Tsumura lived in Hiroshima, Japan, for a decade, where she taught English, attended festivals and learned about her cultural roots. Tsumura wanted to capture her experience of festivals in Japan, the smells, sounds, colours, and imagery in the poster design. She also wanted to tie the poster to the history of the Japanese Canadian community and festival, the community’s resilience to come together after being dispersed during the war, and that sense of community and inclusiveness that is part of the festival today.
“My design is a lot about diet. I think everything you consume, whether food, music, or activities, everybody you talk to feeds into what comes out when you’re designing things,” says Tsumura.
Tsumura has continued to explore and celebrate her Japanese Canadian roots, from embracing Japanese art forms and folklore in her work to learning taiko and discovering and researching her family history.

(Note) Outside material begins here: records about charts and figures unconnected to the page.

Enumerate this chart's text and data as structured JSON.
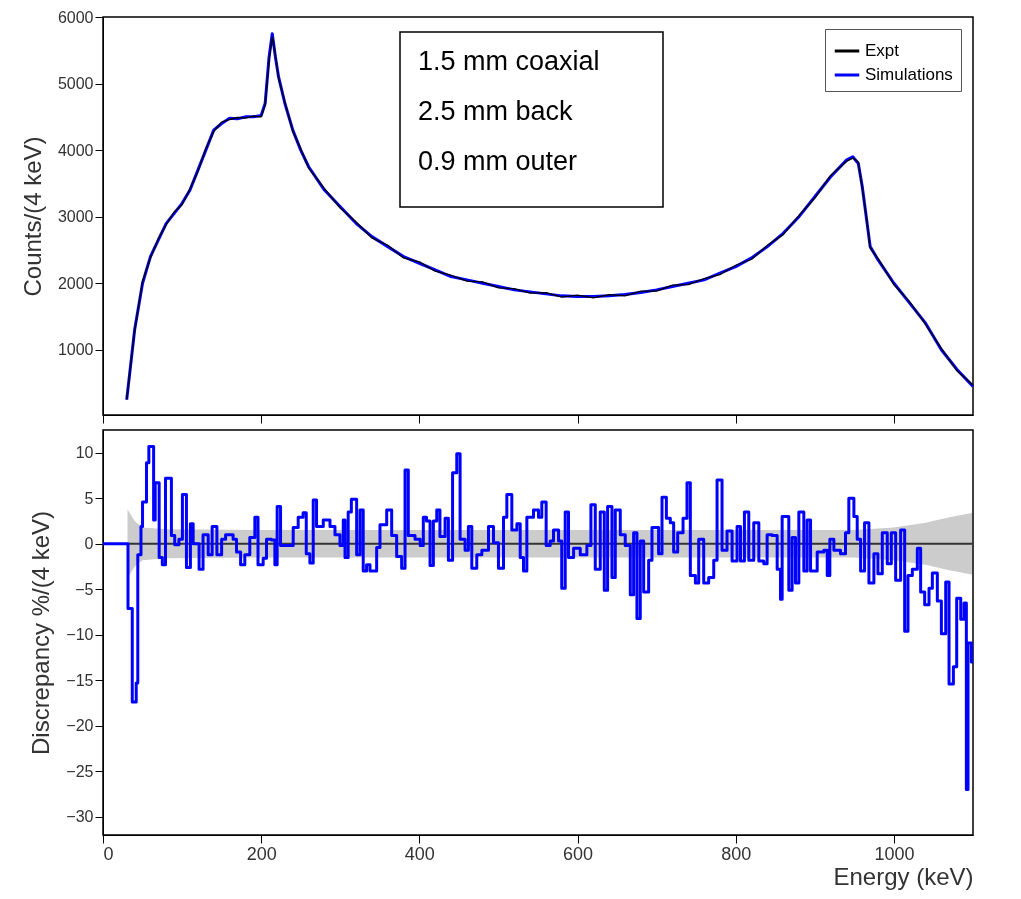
{
  "chart_data": [
    {
      "type": "line",
      "ylabel": "Counts/(4 keV)",
      "legend": "top right",
      "tick_labels": "y",
      "annotations": [
        "1.5 mm coaxial",
        "2.5 mm back",
        "0.9 mm outer"
      ],
      "x": [
        30,
        40,
        50,
        60,
        70,
        80,
        90,
        100,
        110,
        120,
        130,
        140,
        150,
        160,
        170,
        180,
        190,
        200,
        205,
        210,
        214,
        218,
        222,
        230,
        240,
        250,
        260,
        280,
        300,
        320,
        340,
        360,
        380,
        400,
        420,
        440,
        460,
        480,
        500,
        520,
        540,
        560,
        580,
        600,
        620,
        640,
        660,
        680,
        700,
        720,
        740,
        760,
        780,
        800,
        820,
        840,
        860,
        880,
        900,
        920,
        940,
        948,
        955,
        960,
        965,
        970,
        980,
        1000,
        1020,
        1040,
        1060,
        1080,
        1100
      ],
      "series": [
        {
          "name": "Expt",
          "color": "#000000",
          "values": [
            250,
            1280,
            2030,
            2380,
            2670,
            2880,
            3070,
            3180,
            3420,
            3680,
            4020,
            4280,
            4420,
            4460,
            4490,
            4480,
            4510,
            4500,
            4680,
            5350,
            5700,
            5430,
            5080,
            4720,
            4280,
            4020,
            3730,
            3420,
            3130,
            2920,
            2680,
            2570,
            2380,
            2320,
            2180,
            2120,
            2030,
            2020,
            1930,
            1920,
            1850,
            1860,
            1790,
            1820,
            1780,
            1830,
            1810,
            1880,
            1880,
            1970,
            1980,
            2070,
            2130,
            2270,
            2360,
            2570,
            2730,
            3020,
            3280,
            3620,
            3830,
            3880,
            3820,
            3430,
            3020,
            2530,
            2370,
            1980,
            1720,
            1380,
            1020,
            680,
            470
          ]
        },
        {
          "name": "Simulations",
          "color": "#0000ff",
          "values": [
            250,
            1300,
            2000,
            2400,
            2650,
            2900,
            3050,
            3200,
            3400,
            3700,
            4000,
            4300,
            4400,
            4480,
            4470,
            4500,
            4500,
            4520,
            4700,
            5400,
            5750,
            5400,
            5100,
            4700,
            4300,
            4000,
            3750,
            3400,
            3150,
            2900,
            2700,
            2550,
            2400,
            2300,
            2200,
            2100,
            2050,
            2000,
            1950,
            1900,
            1870,
            1840,
            1810,
            1800,
            1800,
            1810,
            1830,
            1860,
            1900,
            1950,
            2000,
            2050,
            2150,
            2250,
            2380,
            2550,
            2750,
            3000,
            3300,
            3600,
            3850,
            3900,
            3800,
            3450,
            3000,
            2550,
            2350,
            2000,
            1700,
            1400,
            1000,
            700,
            450
          ]
        }
      ],
      "xlim": [
        0,
        1100
      ],
      "xticks": [
        0,
        200,
        400,
        600,
        800,
        1000
      ],
      "ylim": [
        20,
        6000
      ],
      "yticks": [
        1000,
        2000,
        3000,
        4000,
        5000,
        6000
      ]
    },
    {
      "type": "step",
      "xlabel": "Energy (keV)",
      "ylabel": "Discrepancy %/(4 keV)",
      "series": [
        {
          "type": "line",
          "color": "#333333",
          "x": [
            31,
            40,
            50,
            80,
            200,
            400,
            600,
            800,
            950,
            1000,
            1040,
            1070,
            1100
          ],
          "values": [
            0,
            0,
            0,
            0,
            0,
            0,
            0,
            0,
            0,
            0,
            0,
            0,
            0
          ],
          "lower": [
            -3.8,
            -2.5,
            -1.8,
            -1.6,
            -1.5,
            -1.5,
            -1.5,
            -1.5,
            -1.5,
            -1.8,
            -2.3,
            -2.9,
            -3.4
          ],
          "upper": [
            3.8,
            2.5,
            1.8,
            1.6,
            1.5,
            1.5,
            1.5,
            1.5,
            1.5,
            1.8,
            2.3,
            2.9,
            3.4
          ]
        },
        {
          "color": "#0000ff",
          "x": [
            0,
            31.6,
            37,
            42,
            44,
            48,
            50,
            55,
            58,
            64,
            66,
            71,
            75,
            79,
            86.5,
            90.7,
            96,
            100.4,
            105.5,
            110.5,
            114,
            121.5,
            126.5,
            133,
            138,
            144,
            150,
            155,
            164.5,
            168.8,
            174,
            179.3,
            185.6,
            192,
            196,
            202.5,
            206.7,
            213,
            217.3,
            220.2,
            224.5,
            240.5,
            246.8,
            253,
            257,
            261.6,
            265.8,
            270,
            278.5,
            287,
            293.3,
            299.6,
            303.8,
            306,
            310,
            314,
            320.7,
            325,
            329,
            333.3,
            337.6,
            346,
            350.2,
            358.7,
            365,
            371.3,
            377.6,
            381.9,
            386,
            394.5,
            401,
            405,
            409,
            413.5,
            417.7,
            422,
            426,
            432.5,
            436.7,
            442,
            447.3,
            451.5,
            457.8,
            462,
            466.3,
            472.6,
            479,
            487.4,
            493.7,
            500,
            506.4,
            510.6,
            516.9,
            523.3,
            527.5,
            531.7,
            535.9,
            544.3,
            550.6,
            554.8,
            560.3,
            565.4,
            569.6,
            576,
            580,
            584.4,
            588.6,
            595,
            603.4,
            611.8,
            616.9,
            622.4,
            628.7,
            633.8,
            638,
            643.5,
            647.7,
            654,
            660.3,
            666.7,
            670.9,
            675.1,
            679.3,
            683.6,
            689.9,
            694.1,
            702.5,
            706.8,
            712.3,
            717.3,
            721.5,
            726.6,
            733.4,
            738.4,
            742.6,
            749,
            753.2,
            759.5,
            765.8,
            772.2,
            776.4,
            782.7,
            789,
            795.4,
            801.7,
            806,
            811,
            816.5,
            822.8,
            829.2,
            835.5,
            839.7,
            846,
            852.4,
            856.6,
            858.7,
            867.1,
            871.3,
            875.6,
            879.8,
            886.1,
            890.3,
            894.6,
            903,
            911.4,
            915.7,
            919,
            924.1,
            932.5,
            938.8,
            943,
            949.4,
            953.6,
            957.9,
            962.9,
            968.4,
            974.7,
            979.8,
            985.3,
            991.6,
            996.7,
            1002.2,
            1008.5,
            1013.6,
            1017.8,
            1023.3,
            1029.6,
            1033.8,
            1038.9,
            1044.4,
            1048.6,
            1054.9,
            1060,
            1065.5,
            1069.7,
            1075.2,
            1079.4,
            1084.5,
            1088.7,
            1091.6,
            1093.7,
            1098,
            1100
          ],
          "values": [
            0,
            -7.1,
            -17.4,
            -15.3,
            -1.2,
            1.9,
            4.6,
            8.9,
            10.7,
            2.6,
            6.7,
            -1.5,
            -2.3,
            7.2,
            0.9,
            -0.1,
            0.5,
            5.4,
            -2.6,
            2.2,
            0,
            -2.8,
            1,
            -1.2,
            1.9,
            -1.2,
            0.5,
            1,
            0.5,
            -0.9,
            -2.3,
            -1.2,
            0.7,
            2.9,
            -2.3,
            -1.6,
            0.5,
            0.4,
            -2.3,
            4.1,
            -0.2,
            1.8,
            2.9,
            3.4,
            -1.1,
            -2.1,
            4.8,
            1.9,
            2.6,
            1.9,
            1,
            -0.2,
            2.6,
            -1.5,
            3.5,
            4.9,
            -1.2,
            3.7,
            -3,
            -2.3,
            -3,
            -0.4,
            2.1,
            3.7,
            0.9,
            -1.4,
            -2.7,
            8.1,
            0.9,
            0.5,
            -0.2,
            2.9,
            2.5,
            -2.4,
            2.5,
            3.7,
            0.8,
            2.8,
            -1.8,
            7.8,
            9.9,
            0.5,
            -0.7,
            1.9,
            -2.7,
            -1.2,
            -0.7,
            1.9,
            0.1,
            -2.7,
            2.9,
            5.4,
            1.5,
            2.2,
            -1.5,
            -3,
            2.9,
            3.7,
            2.9,
            4.6,
            -0.2,
            0.3,
            1.5,
            0.3,
            -4.9,
            3.5,
            -1.5,
            -0.5,
            -1.2,
            -0.2,
            4.3,
            -2.8,
            3.5,
            -5.1,
            4.1,
            -3.7,
            3.7,
            1,
            -0.2,
            -5.6,
            1.2,
            -8.2,
            0.3,
            -5.3,
            -1.8,
            1.8,
            -1.1,
            5.1,
            2.8,
            2.3,
            -0.9,
            1.2,
            2.8,
            6.7,
            -3.5,
            -4.3,
            0.5,
            -4.3,
            -3.7,
            -1.8,
            7,
            -0.7,
            1.4,
            -1.9,
            1.9,
            -1.9,
            3.5,
            -1.8,
            2.3,
            -1.9,
            -2.2,
            1,
            0.9,
            -2.8,
            -6.1,
            3,
            -5.1,
            0.7,
            -4.3,
            3.5,
            -3,
            2.6,
            -3,
            -0.9,
            -0.7,
            -3.5,
            0.5,
            -0.7,
            -1.1,
            1.2,
            5,
            3,
            0.5,
            -3,
            2.3,
            -4.3,
            -1.1,
            -3.3,
            1.2,
            -2.2,
            1.2,
            -4,
            1.5,
            -9.6,
            -3.5,
            -2.8,
            -0.5,
            -5.3,
            -6.7,
            -4.9,
            -3.2,
            -6.3,
            -9.9,
            -4.2,
            -15.4,
            -13.5,
            -6,
            -8.3,
            -6.5,
            -27,
            -10.9,
            -13,
            -13
          ]
        }
      ],
      "xlim": [
        0,
        1100
      ],
      "xticks": [
        0,
        200,
        400,
        600,
        800,
        1000
      ],
      "ylim": [
        -32,
        12.5
      ],
      "yticks": [
        -30,
        -25,
        -20,
        -15,
        -10,
        -5,
        0,
        5,
        10
      ]
    }
  ]
}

“After living in Japan and just really loving the culture and understanding myself and my family history more, I think when I came back to Canada, I was more opened to seeking out the Japanese community here, which I never really thought about before,” says Tsumura.
“But maybe there’s an aspect of shame in not knowing how to be in a community that I’m slowly learning more about; how can I be part of something when I’m coming to it so late in life? I think it’s a really wonderful community, and the Powell Street community has felt very welcomed, and that’s been a good feeling.”